New graduate diploma replaces CA designation courses

Students taking the Queen’s Advanced Accounting Program (QAAP) will be able to receive a graduate diploma in accounting starting next summer.

The University Senate approved the proposed program at its Oct. 22 meeting.

The diploma will replace the four QAAP courses students seeking a Chartered Accounting (CA) designation by the Institute of Chartered Accountants of Ontario (ICAO) are required to take, School of Business Dean David Saunders said.

The courses for the diploma will fulfill requirements for designation and provide some additional material, he said.

“It will satisfy the minimum requirements and give them more because at this level of accounting it becomes more conceptual. … It will take them farther.”

Saunders said he thinks it’s an innovative initiative because the diploma will be structured so that students can apply the courses towards a master’s degree later.

“Rather than simply offer four courses that just hang out there, now you get a diploma and a leg up,” he said.

Saunders said he expects 60 to 80 students to enroll in the diploma, adding that QAAP takes roughly that amount every year.

Offering a diploma program instead of a new degree will save the University some money, he said.

“It’s such a small program that we’re not going to make a lot of money here,” he said. “We need a multi-faceted approach [and] this would be a piece of it. … We have to create programs that are financially viable.”

Lianne Lew, ICAO Board of Associates member and Comm ’11, said she thinks the diploma is a good idea.

The bachelor of commerce is set up so that first- and second-year students take required courses, she said.
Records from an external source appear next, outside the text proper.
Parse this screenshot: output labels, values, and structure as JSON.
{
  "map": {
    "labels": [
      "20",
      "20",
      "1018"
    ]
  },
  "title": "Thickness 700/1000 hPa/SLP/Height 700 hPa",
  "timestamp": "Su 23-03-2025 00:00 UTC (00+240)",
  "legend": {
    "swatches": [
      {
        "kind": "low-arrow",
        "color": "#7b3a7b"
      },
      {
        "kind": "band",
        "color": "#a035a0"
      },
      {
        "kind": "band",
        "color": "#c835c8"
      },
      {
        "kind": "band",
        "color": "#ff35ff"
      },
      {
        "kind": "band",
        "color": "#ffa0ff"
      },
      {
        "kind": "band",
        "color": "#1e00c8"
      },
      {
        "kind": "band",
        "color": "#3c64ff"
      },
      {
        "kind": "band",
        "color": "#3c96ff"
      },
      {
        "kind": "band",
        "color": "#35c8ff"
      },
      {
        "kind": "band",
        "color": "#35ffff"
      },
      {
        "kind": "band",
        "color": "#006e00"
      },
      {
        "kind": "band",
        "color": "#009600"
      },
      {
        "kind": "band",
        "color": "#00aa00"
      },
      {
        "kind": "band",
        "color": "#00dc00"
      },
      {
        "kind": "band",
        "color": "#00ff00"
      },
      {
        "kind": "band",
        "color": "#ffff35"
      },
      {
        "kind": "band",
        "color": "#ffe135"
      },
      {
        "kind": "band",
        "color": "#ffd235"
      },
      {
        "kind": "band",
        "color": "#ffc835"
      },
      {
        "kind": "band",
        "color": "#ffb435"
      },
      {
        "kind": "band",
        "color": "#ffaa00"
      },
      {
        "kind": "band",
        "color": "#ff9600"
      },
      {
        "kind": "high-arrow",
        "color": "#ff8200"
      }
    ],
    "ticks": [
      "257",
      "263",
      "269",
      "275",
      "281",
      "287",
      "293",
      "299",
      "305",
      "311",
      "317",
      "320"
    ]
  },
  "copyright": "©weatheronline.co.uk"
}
Students who want to earn the CA designation have to take the QAAP courses in the summer of their fourth year because they can’t fit it into the regular commerce track. “Any student interested in accounting would have to take it anyways and now it would just be an additional advantage,” she said. “You don’t have time in your undergraduate degree so you have to take summer courses to catch up.”

Lew said she thinks this program could make Queen’s School of Business more attractive to potential students.

Students may have seen additional summer courses as a disadvantage but now they can earn an additional diploma, she said.

“It would probably strengthen the argument for choosing Queen’s.”